PAUL BLEY “HOMAGE TO CARLA”

carla 1Paul Bley

Homage to Carla

2001. Fecha de grabación: 1992. Decca – Universal.

Jazz / Free Jazz / Avant-Garde

Hacía tiempo que quería escribir sobre Paul Bley. Este pianista canadiense de jazz falleció a los ochenta y tres años, poco tiempo antes que David Bowie; pero a diferencia de éste, apenas tuvo recuerdo en el ámbito popular, más allá de las revistas especializadas y los (pocos) devotos de su figura. Sin embargo Bley fue un talento incontestable que dejó una profunda huella en muchos músicos, por varias razones.

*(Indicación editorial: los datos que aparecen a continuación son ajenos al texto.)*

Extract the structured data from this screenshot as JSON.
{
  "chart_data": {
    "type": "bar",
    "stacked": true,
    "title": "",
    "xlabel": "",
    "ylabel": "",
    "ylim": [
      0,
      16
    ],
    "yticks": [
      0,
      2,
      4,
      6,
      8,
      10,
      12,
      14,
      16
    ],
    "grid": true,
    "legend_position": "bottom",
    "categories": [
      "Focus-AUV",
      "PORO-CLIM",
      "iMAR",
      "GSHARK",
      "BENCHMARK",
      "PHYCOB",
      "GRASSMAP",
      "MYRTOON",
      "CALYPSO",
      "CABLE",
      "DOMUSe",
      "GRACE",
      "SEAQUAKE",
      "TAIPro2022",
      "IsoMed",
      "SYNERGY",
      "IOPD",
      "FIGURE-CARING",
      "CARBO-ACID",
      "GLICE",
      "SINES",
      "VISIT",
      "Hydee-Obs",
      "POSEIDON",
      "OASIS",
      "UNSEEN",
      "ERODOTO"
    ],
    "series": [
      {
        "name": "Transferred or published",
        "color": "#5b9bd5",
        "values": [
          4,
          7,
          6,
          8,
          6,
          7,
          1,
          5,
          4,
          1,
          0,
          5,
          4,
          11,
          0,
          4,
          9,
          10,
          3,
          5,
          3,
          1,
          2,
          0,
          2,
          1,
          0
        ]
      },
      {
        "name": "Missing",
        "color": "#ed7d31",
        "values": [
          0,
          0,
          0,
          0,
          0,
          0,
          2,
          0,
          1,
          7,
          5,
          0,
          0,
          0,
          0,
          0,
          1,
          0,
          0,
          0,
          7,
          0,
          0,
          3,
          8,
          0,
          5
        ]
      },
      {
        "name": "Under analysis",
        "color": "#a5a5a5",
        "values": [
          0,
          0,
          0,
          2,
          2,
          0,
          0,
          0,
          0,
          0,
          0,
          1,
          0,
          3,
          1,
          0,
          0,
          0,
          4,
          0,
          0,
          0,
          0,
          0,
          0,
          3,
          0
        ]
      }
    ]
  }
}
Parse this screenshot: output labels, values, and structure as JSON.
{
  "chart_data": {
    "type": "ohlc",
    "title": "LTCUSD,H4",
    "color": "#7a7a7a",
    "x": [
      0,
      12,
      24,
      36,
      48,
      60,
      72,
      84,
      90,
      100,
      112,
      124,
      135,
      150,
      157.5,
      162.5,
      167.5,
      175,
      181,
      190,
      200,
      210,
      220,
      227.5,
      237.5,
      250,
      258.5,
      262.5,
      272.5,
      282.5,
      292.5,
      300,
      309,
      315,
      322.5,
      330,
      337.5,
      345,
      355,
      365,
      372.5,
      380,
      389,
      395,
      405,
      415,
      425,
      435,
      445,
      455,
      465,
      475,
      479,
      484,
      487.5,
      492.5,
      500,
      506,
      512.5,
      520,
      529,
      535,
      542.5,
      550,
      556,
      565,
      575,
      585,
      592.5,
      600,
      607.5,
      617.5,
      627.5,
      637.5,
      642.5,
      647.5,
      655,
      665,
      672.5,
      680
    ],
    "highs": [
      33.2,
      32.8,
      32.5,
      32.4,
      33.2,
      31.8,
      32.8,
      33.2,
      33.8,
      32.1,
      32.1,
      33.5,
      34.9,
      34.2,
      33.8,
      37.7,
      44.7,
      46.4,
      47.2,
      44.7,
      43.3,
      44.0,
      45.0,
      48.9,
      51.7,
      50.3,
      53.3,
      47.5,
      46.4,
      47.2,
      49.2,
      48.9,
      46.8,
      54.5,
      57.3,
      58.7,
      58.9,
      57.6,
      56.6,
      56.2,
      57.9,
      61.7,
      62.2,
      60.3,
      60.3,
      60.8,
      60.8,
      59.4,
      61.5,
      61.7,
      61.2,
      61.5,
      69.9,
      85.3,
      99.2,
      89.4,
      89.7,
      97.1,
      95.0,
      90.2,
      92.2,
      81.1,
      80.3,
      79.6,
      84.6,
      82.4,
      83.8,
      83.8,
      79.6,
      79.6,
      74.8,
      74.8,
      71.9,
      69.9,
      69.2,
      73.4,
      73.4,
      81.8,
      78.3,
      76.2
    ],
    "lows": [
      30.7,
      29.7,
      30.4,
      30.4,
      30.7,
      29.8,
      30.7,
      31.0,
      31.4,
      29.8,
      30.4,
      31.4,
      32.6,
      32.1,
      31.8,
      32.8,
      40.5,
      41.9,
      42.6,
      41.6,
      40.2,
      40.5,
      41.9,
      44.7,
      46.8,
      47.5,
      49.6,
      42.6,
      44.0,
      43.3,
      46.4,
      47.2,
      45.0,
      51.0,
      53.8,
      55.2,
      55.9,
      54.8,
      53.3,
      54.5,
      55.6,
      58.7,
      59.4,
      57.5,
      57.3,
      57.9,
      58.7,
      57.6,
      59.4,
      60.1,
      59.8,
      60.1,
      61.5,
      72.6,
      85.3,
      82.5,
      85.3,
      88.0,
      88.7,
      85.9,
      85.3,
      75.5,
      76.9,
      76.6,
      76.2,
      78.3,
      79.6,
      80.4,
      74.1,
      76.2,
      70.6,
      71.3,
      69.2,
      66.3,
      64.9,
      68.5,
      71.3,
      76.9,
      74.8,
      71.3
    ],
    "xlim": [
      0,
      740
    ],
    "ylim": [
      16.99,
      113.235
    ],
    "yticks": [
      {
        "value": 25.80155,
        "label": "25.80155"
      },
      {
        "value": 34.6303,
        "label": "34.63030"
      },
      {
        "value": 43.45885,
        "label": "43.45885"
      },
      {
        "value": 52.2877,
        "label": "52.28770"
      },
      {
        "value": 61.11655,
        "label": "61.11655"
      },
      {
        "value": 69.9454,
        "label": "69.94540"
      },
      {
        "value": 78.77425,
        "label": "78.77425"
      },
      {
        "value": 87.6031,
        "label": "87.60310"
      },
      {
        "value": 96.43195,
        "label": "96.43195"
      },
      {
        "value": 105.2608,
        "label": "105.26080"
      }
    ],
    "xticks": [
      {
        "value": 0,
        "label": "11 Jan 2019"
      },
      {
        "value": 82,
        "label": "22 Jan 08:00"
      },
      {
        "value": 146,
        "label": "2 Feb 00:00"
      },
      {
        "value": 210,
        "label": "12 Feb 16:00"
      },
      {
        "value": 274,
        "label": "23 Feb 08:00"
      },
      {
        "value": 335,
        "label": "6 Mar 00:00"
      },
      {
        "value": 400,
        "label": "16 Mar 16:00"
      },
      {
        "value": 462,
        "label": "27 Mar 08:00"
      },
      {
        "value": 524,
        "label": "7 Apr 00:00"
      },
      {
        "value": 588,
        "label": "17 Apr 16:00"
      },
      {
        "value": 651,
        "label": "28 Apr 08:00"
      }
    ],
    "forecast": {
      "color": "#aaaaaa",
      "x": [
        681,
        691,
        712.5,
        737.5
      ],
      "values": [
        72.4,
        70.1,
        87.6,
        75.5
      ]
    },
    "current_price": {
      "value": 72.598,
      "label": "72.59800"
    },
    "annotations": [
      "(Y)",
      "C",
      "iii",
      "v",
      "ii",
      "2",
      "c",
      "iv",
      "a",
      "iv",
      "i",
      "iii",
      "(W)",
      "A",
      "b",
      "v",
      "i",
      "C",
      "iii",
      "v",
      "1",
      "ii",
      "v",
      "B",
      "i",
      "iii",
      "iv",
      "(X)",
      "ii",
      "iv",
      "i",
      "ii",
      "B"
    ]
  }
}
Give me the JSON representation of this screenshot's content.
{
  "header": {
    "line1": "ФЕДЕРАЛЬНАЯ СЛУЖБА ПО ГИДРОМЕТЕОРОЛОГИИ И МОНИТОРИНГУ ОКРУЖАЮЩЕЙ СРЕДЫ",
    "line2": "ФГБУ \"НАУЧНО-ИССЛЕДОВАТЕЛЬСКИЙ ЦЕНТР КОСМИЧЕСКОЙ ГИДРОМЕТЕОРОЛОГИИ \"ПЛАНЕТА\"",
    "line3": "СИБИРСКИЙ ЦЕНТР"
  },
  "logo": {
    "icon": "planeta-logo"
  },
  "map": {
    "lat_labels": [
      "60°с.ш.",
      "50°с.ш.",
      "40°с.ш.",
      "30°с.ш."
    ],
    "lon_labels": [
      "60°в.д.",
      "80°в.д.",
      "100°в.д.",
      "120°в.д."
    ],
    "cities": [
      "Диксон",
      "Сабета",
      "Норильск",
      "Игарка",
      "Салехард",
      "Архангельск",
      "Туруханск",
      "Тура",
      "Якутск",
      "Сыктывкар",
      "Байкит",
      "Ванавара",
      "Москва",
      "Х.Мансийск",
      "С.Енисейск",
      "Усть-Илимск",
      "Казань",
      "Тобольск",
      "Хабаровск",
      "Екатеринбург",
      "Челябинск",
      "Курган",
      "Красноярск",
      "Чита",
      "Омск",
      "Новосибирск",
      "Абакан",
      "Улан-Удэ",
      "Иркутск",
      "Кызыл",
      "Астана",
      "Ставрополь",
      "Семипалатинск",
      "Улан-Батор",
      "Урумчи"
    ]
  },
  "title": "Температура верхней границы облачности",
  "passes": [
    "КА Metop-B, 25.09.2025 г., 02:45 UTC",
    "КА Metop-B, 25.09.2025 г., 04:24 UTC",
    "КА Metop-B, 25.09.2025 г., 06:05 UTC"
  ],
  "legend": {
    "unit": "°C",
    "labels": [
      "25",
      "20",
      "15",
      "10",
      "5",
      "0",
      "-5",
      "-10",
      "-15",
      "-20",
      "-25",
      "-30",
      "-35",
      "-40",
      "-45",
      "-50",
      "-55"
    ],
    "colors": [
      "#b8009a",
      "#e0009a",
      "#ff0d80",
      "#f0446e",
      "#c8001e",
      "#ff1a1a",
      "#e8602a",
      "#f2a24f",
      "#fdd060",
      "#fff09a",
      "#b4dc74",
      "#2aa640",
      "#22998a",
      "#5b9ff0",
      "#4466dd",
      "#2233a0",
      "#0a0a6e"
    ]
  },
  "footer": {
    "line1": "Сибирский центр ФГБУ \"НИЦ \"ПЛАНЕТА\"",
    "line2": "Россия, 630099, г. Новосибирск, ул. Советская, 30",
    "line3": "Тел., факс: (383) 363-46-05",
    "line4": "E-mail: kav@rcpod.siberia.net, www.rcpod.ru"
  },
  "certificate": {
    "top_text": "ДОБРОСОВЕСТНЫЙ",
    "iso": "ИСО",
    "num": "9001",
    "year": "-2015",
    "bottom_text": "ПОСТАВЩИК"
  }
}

Sin ir más lejos, Keith Jarret –que, al menos por una vez, consiguió un auténtico hito, convertir en superventas un disco de improvisaciones pianísticas como The Köln concert (1975); realmente, eran otros tiempos…– dijo que sus maestros eran “Bill Evans, claro… y el más importante de todos: Paul Bley”. Como bien afirmaba Chema García Martínez en un bonito obituario publicado en El País, Bley fue “un músico de músicos”, partidario de reinventarse a sí mismo una y otra vez, desde sus orígenes como niño prodigio al que Oscar Peterson eligió como sustituto, hasta pope de las vanguardias, en compañía de otras figuras de relumbrón como Ornette Coleman.

paul bley

Paul Bley, el hombre que quiso ser el peor pianista del mundo y fue uno de los mejores

Además, Bley hizo otra cosa bien: casarse con dos mujeres extraordinarias con un talento fuera de lo común, que le brindaron algunas de las obras más importantes de su interminable repertorio: Carla Borgaka Carla Bley– y Annette Peacock. Les confieso que adoro a los dos, pero si tuviera que elegir solo a una me quedaría con Carla, cuya versatilidad le ha permitido coquetear con el pop y el jazz minimalista de ECM, además de atreverse a renovar el lenguaje de las big-bands. En esta grabación de 1992, Paul rinde homenaje a su ex esposa recuperando sus composiciones. Es un disco de piano solo, ingrávido y juguetón, que recuerda los aleteos de teclado de Jarrett o de Matthew Shipp, de sonido brillantísimo, orgánico y sutil, que pide atención y relajación para adentrase debidamente en su belleza. García Martínez recoge unas declaraciones del pianista que dicen mucho de él: “Empecé intentando ser el mejor, el más rápido, ahora trabajo para ser el peor pianista del mundo y debo decir que estoy cerca de conseguirlo”. Así que, háganme caso, y denle tiempo a este disco, que es de lo peor de Paul Bley. O puede que de lo mejor.